Income that your business earns abroad may or may not be taxable in the United States.

If the business entity you are doing business with is a foreign corporation, U.S. taxes are generally deferred until the income is distributed as dividends or “repatriated” to U.S. shareholders.

In response to many U.S. corporations that have subsequently deferred significant tax benefits, Congress passed Chapter F. In Chapter F; tax deferrals are eliminated in certain categories of foreign income.
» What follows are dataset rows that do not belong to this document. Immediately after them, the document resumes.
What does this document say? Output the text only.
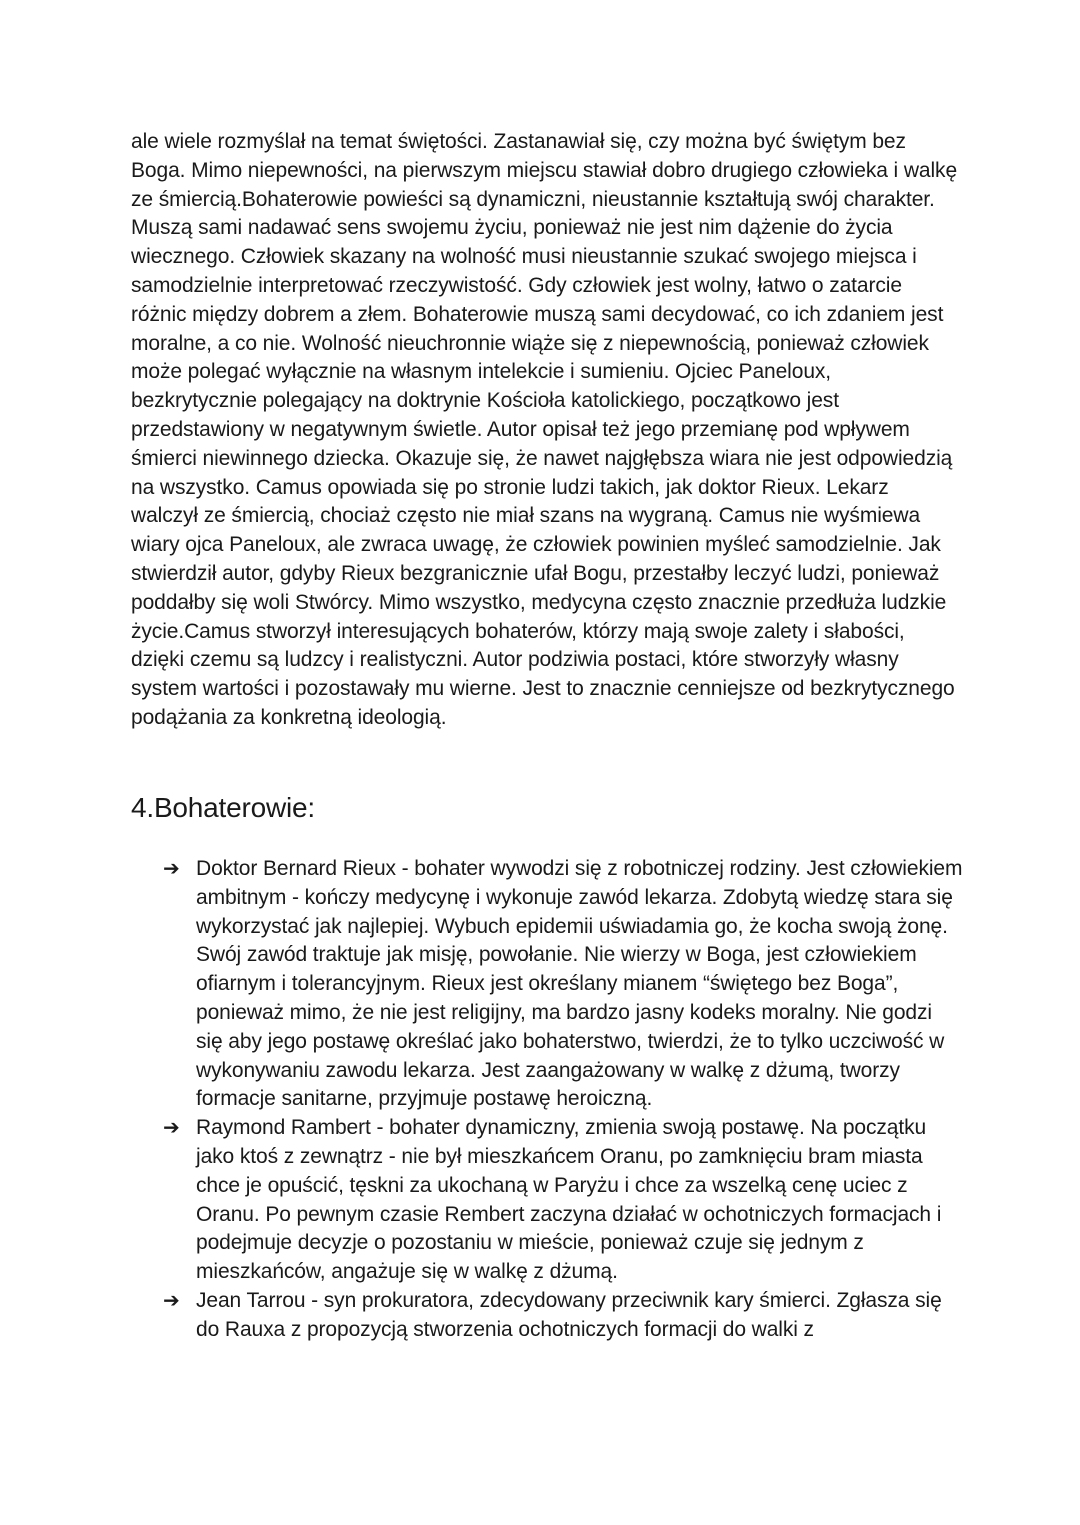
ale wiele rozmyślał na temat świętości. Zastanawiał się, czy można być świętym bez Boga. Mimo niepewności, na pierwszym miejscu stawiał dobro drugiego człowieka i walkę ze śmiercią.Bohaterowie powieści są dynamiczni, nieustannie kształtują swój charakter. Muszą sami nadawać sens swojemu życiu, ponieważ nie jest nim dążenie do życia wiecznego. Człowiek skazany na wolność musi nieustannie szukać swojego miejsca i samodzielnie interpretować rzeczywistość. Gdy człowiek jest wolny, łatwo o zatarcie różnic między dobrem a złem. Bohaterowie muszą sami decydować, co ich zdaniem jest moralne, a co nie. Wolność nieuchronnie wiąże się z niepewnością, ponieważ człowiek może polegać wyłącznie na własnym intelekcie i sumieniu. Ojciec Paneloux, bezkrytycznie polegający na doktrynie Kościoła katolickiego, początkowo jest przedstawiony w negatywnym świetle. Autor opisał też jego przemianę pod wpływem śmierci niewinnego dziecka. Okazuje się, że nawet najgłębsza wiara nie jest odpowiedzią na wszystko. Camus opowiada się po stronie ludzi takich, jak doktor Rieux. Lekarz walczył ze śmiercią, chociaż często nie miał szans na wygraną. Camus nie wyśmiewa wiary ojca Paneloux, ale zwraca uwagę, że człowiek powinien myśleć samodzielnie. Jak stwierdził autor, gdyby Rieux bezgranicznie ufał Bogu, przestałby leczyć ludzi, ponieważ poddałby się woli Stwórcy. Mimo wszystko, medycyna często znacznie przedłuża ludzkie życie.Camus stworzył interesujących bohaterów, którzy mają swoje zalety i słabości, dzięki czemu są ludzcy i realistyczni. Autor podziwia postaci, które stworzyły własny system wartości i pozostawały mu wierne. Jest to znacznie cenniejsze od bezkrytycznego podążania za konkretną ideologią.

4.Bohaterowie:
➔ Doktor Bernard Rieux - bohater wywodzi się z robotniczej rodziny. Jest człowiekiem ambitnym - kończy medycynę i wykonuje zawód lekarza. Zdobytą wiedzę stara się wykorzystać jak najlepiej. Wybuch epidemii uświadamia go, że kocha swoją żonę. Swój zawód traktuje jak misję, powołanie. Nie wierzy w Boga, jest człowiekiem ofiarnym i tolerancyjnym. Rieux jest określany mianem “świętego bez Boga”, ponieważ mimo, że nie jest religijny, ma bardzo jasny kodeks moralny. Nie godzi się aby jego postawę określać jako bohaterstwo, twierdzi, że to tylko uczciwość w wykonywaniu zawodu lekarza. Jest zaangażowany w walkę z dżumą, tworzy formacje sanitarne, przyjmuje postawę heroiczną.
➔ Raymond Rambert - bohater dynamiczny, zmienia swoją postawę. Na początku jako ktoś z zewnątrz - nie był mieszkańcem Oranu, po zamknięciu bram miasta chce je opuścić, tęskni za ukochaną w Paryżu i chce za wszelką cenę uciec z Oranu. Po pewnym czasie Rembert zaczyna działać w ochotniczych formacjach i podejmuje decyzje o pozostaniu w mieście, ponieważ czuje się jednym z mieszkańców, angażuje się w walkę z dżumą.
➔ Jean Tarrou - syn prokuratora, zdecydowany przeciwnik kary śmierci. Zgłasza się do Rauxa z propozycją stworzenia ochotniczych formacji do walki z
Also, keep in mind that the United States does not generally tax companies that do not receive income from the United States or do business in the United States. However, all U.S. citizens must pay income tax, regardless of the source of income.


To ensure that U.S. citizens pay foreign income taxes, Congress passed the Foreign Accounts Tax Compliance Act (FATCA) and the Report of Foreign Bank and Financial Accounts (FBAR). While the full scope of these laws is beyond the scope of this article, please note that the United States continues to collect foreign income for U.S. citizens aggressively.

Social security taxes and withholding taxes

Withholding taxes for employees working outside the United States can be complex. The good news is that the United States has negotiated with 21 other countries to withhold taxes, such as Social Security and Medicare, to avoid double taxation of social assistance programs.


This brief introduction is provided to indicate initial considerations for expanding overseas businesses or receiving income from affiliates overseas. This article does not constitute legal or financial advice. If you have questions about the best way to use foreign branch tax deferrals, avoid a permanent establishment, or manage your tax obligations, contact an accountant or lawyer experienced in international tax law.